Selain diberi edukasi mengenai sejarah, di lokasi Teuku Umar tertembak, itu mereka diberi pelajaran singkat cara menabuh rapa'i, yakni alat musik pukul tradisional khas Aceh.

 

Simak juga video pilihan berikut ini:

2 dari 2 halaman

Edukasi Budaya dan Pariwisata

Menurut Riski predikat difabel bukan berarti sekat yang membeda-bedakan. Terlebih melahirkan stigma dan diskriminasi.

Kegiatan JEUT yang rencananya digelar rutin, itu diharap menjadi salah satu gebrakan. Mencairkan kontruksi sosial masyarakat yang selama ini menempatkan disabilitas sebagai yang berbeda.

"Jadi tidak hanya wisatawan lokal yang menganggap diri normal saja yang bisa menikmati pariwisata. Bahkan anak disabilitas bisa menikmati pariwasata dan kami edukasi tentang budaya, tapi dengan cara-cara yang tidak bikin mereka bosan," jelasnya.

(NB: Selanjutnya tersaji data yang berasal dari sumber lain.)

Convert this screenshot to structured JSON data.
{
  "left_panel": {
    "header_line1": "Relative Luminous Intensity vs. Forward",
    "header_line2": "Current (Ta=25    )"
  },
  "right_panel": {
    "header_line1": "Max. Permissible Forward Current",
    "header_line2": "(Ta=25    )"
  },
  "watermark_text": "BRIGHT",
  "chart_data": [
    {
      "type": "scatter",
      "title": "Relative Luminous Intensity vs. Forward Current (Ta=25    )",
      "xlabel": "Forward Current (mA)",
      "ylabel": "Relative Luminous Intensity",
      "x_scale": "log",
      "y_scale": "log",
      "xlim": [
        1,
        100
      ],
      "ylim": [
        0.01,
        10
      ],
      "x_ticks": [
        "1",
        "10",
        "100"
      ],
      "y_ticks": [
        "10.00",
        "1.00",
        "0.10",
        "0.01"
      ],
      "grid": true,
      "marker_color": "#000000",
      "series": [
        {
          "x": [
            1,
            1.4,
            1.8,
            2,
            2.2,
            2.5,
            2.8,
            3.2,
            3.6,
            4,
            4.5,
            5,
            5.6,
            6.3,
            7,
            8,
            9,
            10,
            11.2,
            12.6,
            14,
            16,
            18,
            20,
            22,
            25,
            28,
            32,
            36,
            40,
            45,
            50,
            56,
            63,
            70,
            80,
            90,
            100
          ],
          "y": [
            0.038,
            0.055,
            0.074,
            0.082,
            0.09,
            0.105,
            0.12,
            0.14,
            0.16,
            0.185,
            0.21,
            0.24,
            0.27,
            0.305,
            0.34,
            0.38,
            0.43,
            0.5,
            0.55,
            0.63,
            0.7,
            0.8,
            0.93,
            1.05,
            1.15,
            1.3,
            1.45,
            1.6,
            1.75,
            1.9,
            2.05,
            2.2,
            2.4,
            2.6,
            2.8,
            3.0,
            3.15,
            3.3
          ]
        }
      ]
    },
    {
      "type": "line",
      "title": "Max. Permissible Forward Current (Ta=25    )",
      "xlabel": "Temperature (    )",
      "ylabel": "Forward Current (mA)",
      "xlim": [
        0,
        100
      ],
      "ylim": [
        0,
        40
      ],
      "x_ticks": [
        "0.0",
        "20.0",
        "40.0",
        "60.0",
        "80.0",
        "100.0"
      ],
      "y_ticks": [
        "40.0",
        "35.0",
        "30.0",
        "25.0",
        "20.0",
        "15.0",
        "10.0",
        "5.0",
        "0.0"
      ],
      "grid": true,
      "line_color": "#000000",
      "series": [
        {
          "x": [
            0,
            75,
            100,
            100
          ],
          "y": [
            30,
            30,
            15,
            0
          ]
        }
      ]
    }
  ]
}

Niat tersebut terejawantah dalam bentuk petisi. Petisi ini ditandatangani di atas kain putih 50x40 sentimeter yang ditulis pada akhir kegiatan hari itu.

"Jadi petisi ini kita bawa ke provinsi nanti. Jadi kami ingin rencananya menyetarakan, tentang hak-hak edukasi pariwisata budaya," kata pasangan Inong Duta Wisata Aceh Barat 2019, Ana Sofiatul Juwinda itu.